I was wrong. There is more room across a Caravan's front seats than there is in some airliners, but it was still cramped and still hot, and still stifling. What was I thinking?.. I was trying to stay cool in the middle of what was once a great swamp. It was the home of the mythical Jersey Devil, and the final resting place for generations of gangland murder victims.

It was hot and humid and the air was dead still. I was not the only creature that was left struggling for a cool breath; it was a tough night for the flying creatures too. I could hear them lumbering about, whooshing, gasping and making long shrill whining noises. Near-by, they congregated in long lines under bright lights and exchanged boxes of booty which they had collected on their earlier rounds. They took long drinks of an oily liquid distilled from the flesh of other monsters that had roamed long ago.

I gave up on sleep and watched the goings-on. In the eerie lights and shadows they moved through the mists of the humid night. I saw long and skinny four pod Douglass monsters and their younger and larger brethren, the ones with a pod below each wing and a third pod grown awkwardly and incongruously from its vertical fin. There were the pudgy two pod monsters which had migrated from another continent, and two of the Boeing monsters, one with three pods at its tail that the others seemed to call grand- dad and the huge pileated Boeing. It had four giant pods below its wing and a strange lump on top of its head.

Their moves were ponderous but deft, as though there was some sort of invisible and inaudible form of communication among them They seemed majestic, if not quite graceful, as they moved among lighted and dark areas and among the vapors. When they had passed completely from the light, their movements could still be watched in silhouette against the lights of the giant cranes which stood thickly among the freighters moored at the waterfront.

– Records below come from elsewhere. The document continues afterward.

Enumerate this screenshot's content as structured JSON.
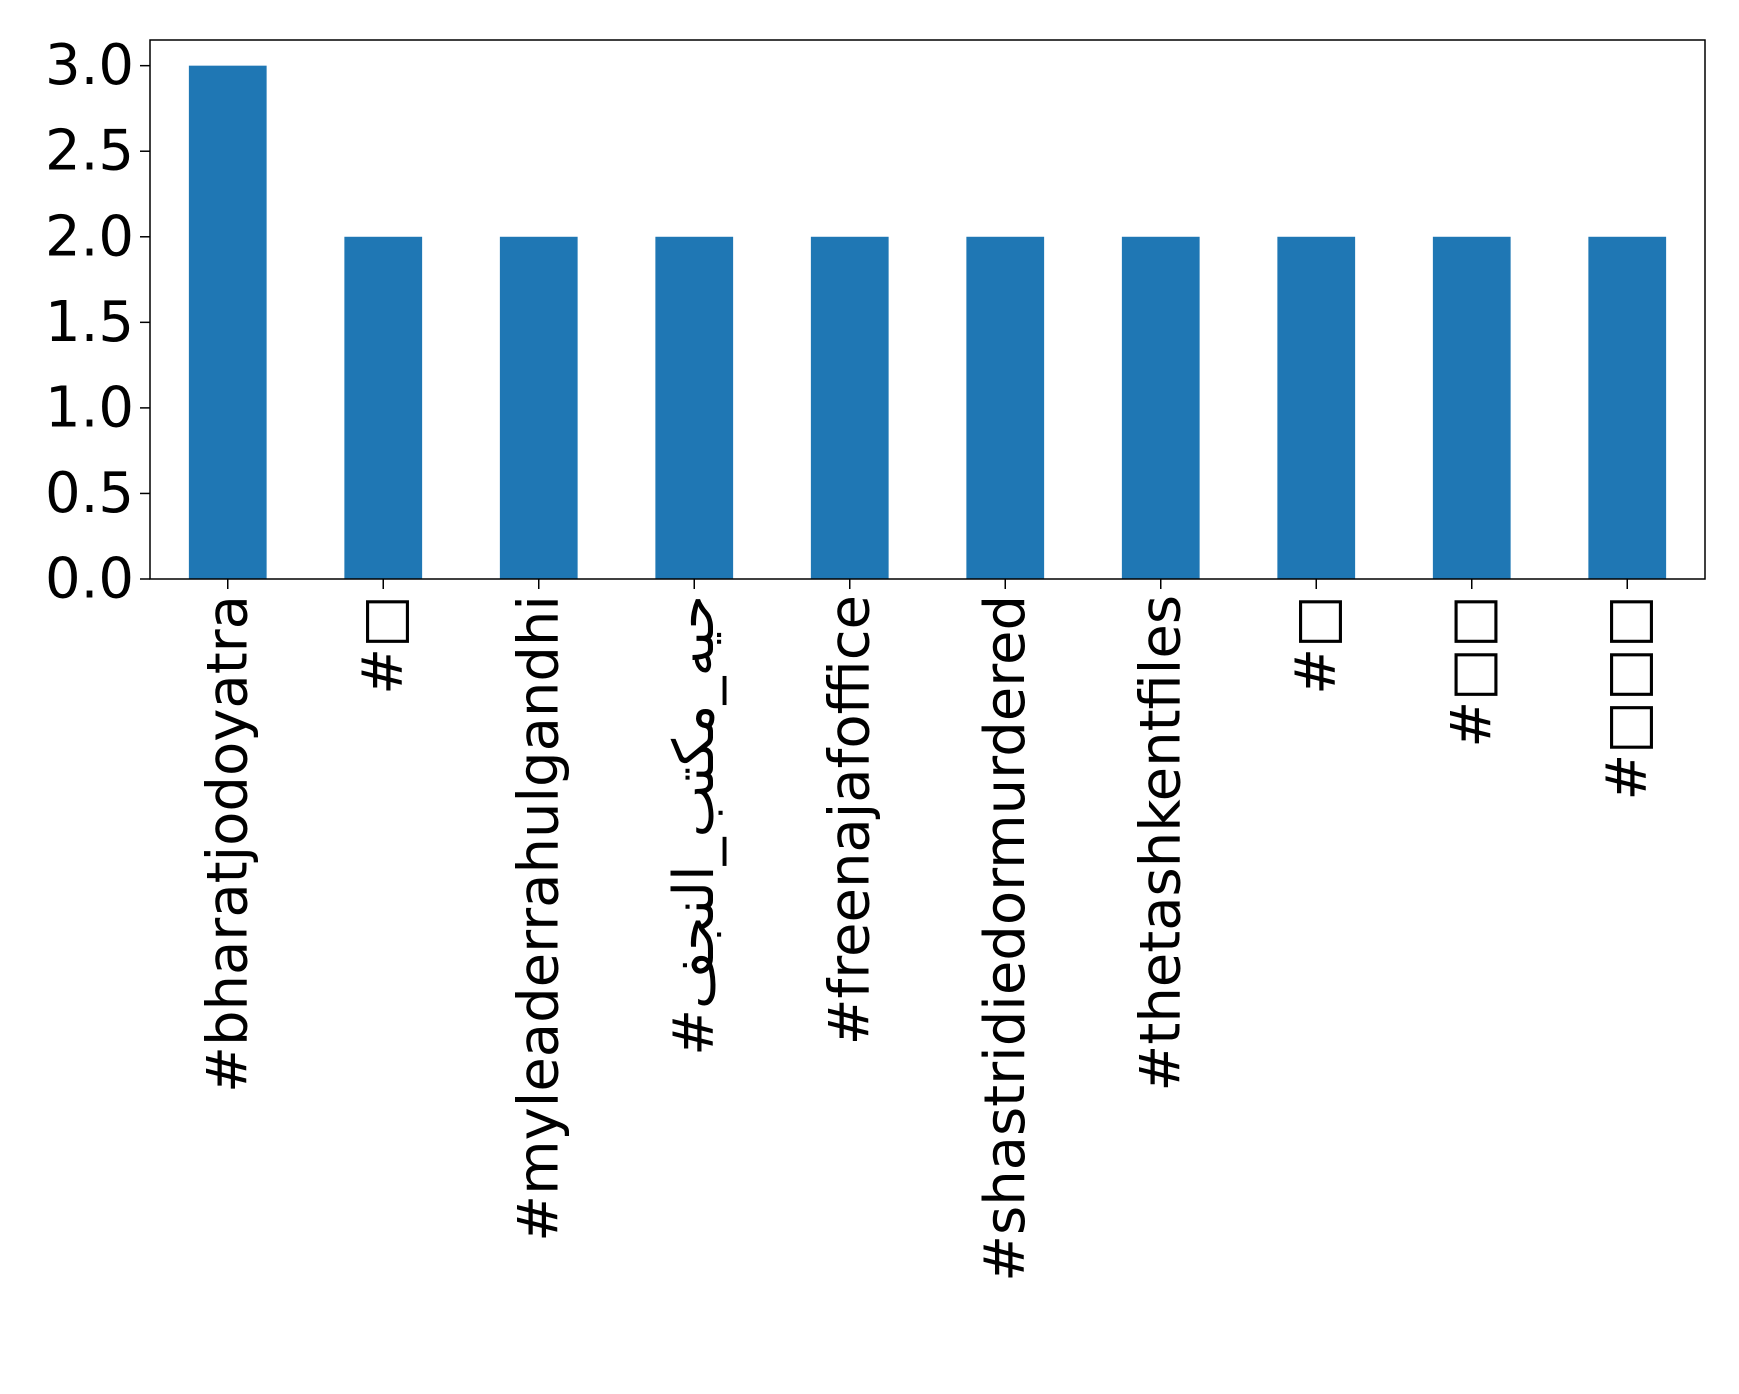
{
  "chart_data": {
    "type": "bar",
    "categories": [
      "#bharatjodoyatra",
      "#□",
      "#myleaderrahulgandhi",
      "#حيه_مكتب_النجف",
      "#freenajafoffice",
      "#shastridiedormurdered",
      "#thetashkentfiles",
      "#□",
      "#□□",
      "#□□□"
    ],
    "values": [
      3,
      2,
      2,
      2,
      2,
      2,
      2,
      2,
      2,
      2
    ],
    "ylim": [
      0,
      3.15
    ],
    "yticks": [
      "0.0",
      "0.5",
      "1.0",
      "1.5",
      "2.0",
      "2.5",
      "3.0"
    ],
    "bar_color": "#1f77b4",
    "title": "",
    "xlabel": "",
    "ylabel": "",
    "grid": false,
    "legend": false
  }
}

Despite their size and power, and despite their fluid ease once they were able to take flight, this was no more a comfortable night for the monsters as it was for me. They had trouble breathing too; the thinness of the hot air was aggravated by the humidity that further displaced their precious oxygen. Their pods would roar and shake but the usual strength just wasn't there.

As the monsters took flight, their wings found less lift in the torpid air. The pods could not produce their usual power and the wings could not produce their usual lift. Some of the monsters... the tired ones, the ones that were chock-full of booty, and the ones that had to fly far away seemed barely able to stagger into the air.

I wasn't the only one admiring the great monsters that night. Adjacent to my parking spot, and just off the end of the runway, several acres of small colorful four-wheel critters were parked in long orderly rows. They belonged to the people who work at the airport, and most of the owners had outfitted their little friends with theft and break-in alarms.

The little critters were excited to see such great creatures fly so low over their heads. They waited in silence as each monster started its two- mile run towards them. Most of the time the passage overhead was uneventful, but several times an hour, one creature or another would roar at full power just a few hundred feet above them. The force of their straining pods created a spectrum of loud noises and sub-audible vibrations which would shake things just as though they had been grabbed and rattled.

I could feel the anticipation build as these monsters loomed closer, and their roar shook through my chest. At first only one or two of the most sensitive critters would start to chirp or whoop, but soon the whole area would come alive with excited noises. The critters would shreik, whail whoop, honk and squawk in delight as these great monsters roared overhead.

For minutes afterwards they would continue their appreciative and frenzied cacophony, gradually quieting down as their frenzy dissipated into the humid night. Like spectators at a baseball game, they would erupt in excitement at a great performance, and then gradually settle into a patient wait for the next thrill.

Since that night I have cast my lot with the guys in the pilot room. One of them snores, another always lets the door slam, and another few have alarm clocks that ring too loud and too long. It is peaceful though, in contrast to trying to sleep in the midst of a monster's circus.